The Woman In The Woods (2018) is the latest in the Charlie Parker series. As much as Rebel Voice does not appreciate John Connolly or his Irish political view-point, it must be admitted that this is one of the best series on the go at the minute. The character list is impressive in each episode. They are all fully formed and of consequence and, for the most part, sit well together. The plot-line of The Backers is an ongoing one but Quayle and Mors are new. Various other assassins and supernatural characters in this saga have been killed off over the years but it has only intensified enjoyment of the overall story. Sadly, of all the Charlie Parker novels, this one is the weakest.

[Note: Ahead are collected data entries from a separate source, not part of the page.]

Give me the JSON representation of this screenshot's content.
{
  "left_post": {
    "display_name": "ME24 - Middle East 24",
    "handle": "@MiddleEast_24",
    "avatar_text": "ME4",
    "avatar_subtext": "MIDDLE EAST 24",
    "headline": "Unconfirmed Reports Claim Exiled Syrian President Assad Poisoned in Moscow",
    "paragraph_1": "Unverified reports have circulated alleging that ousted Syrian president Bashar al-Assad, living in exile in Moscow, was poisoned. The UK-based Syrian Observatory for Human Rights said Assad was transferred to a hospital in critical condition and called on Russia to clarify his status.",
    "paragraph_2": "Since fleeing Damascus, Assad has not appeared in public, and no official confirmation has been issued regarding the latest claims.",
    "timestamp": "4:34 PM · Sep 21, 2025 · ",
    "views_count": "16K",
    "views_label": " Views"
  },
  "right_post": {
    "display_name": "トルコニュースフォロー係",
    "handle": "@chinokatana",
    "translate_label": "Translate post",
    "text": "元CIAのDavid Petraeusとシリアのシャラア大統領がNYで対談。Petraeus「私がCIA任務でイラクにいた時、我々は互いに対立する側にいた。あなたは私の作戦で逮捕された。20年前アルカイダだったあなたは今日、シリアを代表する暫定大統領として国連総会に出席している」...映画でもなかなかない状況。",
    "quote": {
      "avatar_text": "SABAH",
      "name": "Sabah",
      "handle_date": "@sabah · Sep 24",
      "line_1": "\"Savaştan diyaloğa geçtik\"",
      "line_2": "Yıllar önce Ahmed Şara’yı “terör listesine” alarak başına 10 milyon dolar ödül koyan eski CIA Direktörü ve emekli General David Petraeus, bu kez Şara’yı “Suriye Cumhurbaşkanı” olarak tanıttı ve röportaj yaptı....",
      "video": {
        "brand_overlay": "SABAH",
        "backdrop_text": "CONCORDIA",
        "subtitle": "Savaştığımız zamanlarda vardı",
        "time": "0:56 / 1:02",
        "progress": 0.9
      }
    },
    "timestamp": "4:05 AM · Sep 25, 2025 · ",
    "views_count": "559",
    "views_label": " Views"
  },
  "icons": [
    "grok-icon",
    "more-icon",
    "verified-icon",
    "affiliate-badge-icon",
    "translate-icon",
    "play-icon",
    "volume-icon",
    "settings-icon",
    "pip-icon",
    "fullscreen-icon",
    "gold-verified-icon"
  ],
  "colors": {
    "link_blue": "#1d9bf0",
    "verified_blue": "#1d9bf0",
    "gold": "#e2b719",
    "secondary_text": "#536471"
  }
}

Rebel Voice has noticed that the longer some series continue, the poorer the standard of work. It’s almost as if the author gets bored with their own creation and runs out of either motivation or creativity. The Woman In The Woods has that feel about it. We have to wonder if John Connolly is running out of steam. Story-lines such as this one can only go on for so long before they become staid. Although the Parker plots have great variety and potential, there comes a point when the end must be brought forth. The same could be said for Jack Reacher.
Having said all of this, the series is at such a high level of entertainment that it can afford to drop some and still be a decent read. That’s where Rebel Voice sees The Woman In The Woods. If you are interested in getting into this story, then this is not the best place to start as it will not impress in the way that the others will. However, if you are already invested in Charlie Parker, Angel and Louis, then this novel may disappoint but only marginally. With any luck, Connolly will put a bit more effort into the next novel or two and bring the series to a climatic and thrilling end. The character that is Charlie Parker deserves nothing less than Connolly’s best. So do the fans.
Sult scale rating: 7.5 out of 10. This is not one of the best in the Charlie Parker series. It is probably the worst. Yet it is still a pretty good read and will provide much for fans to think about. The series is starting to seem a little stretched though with this slightly poorer offering from an author capable of much better.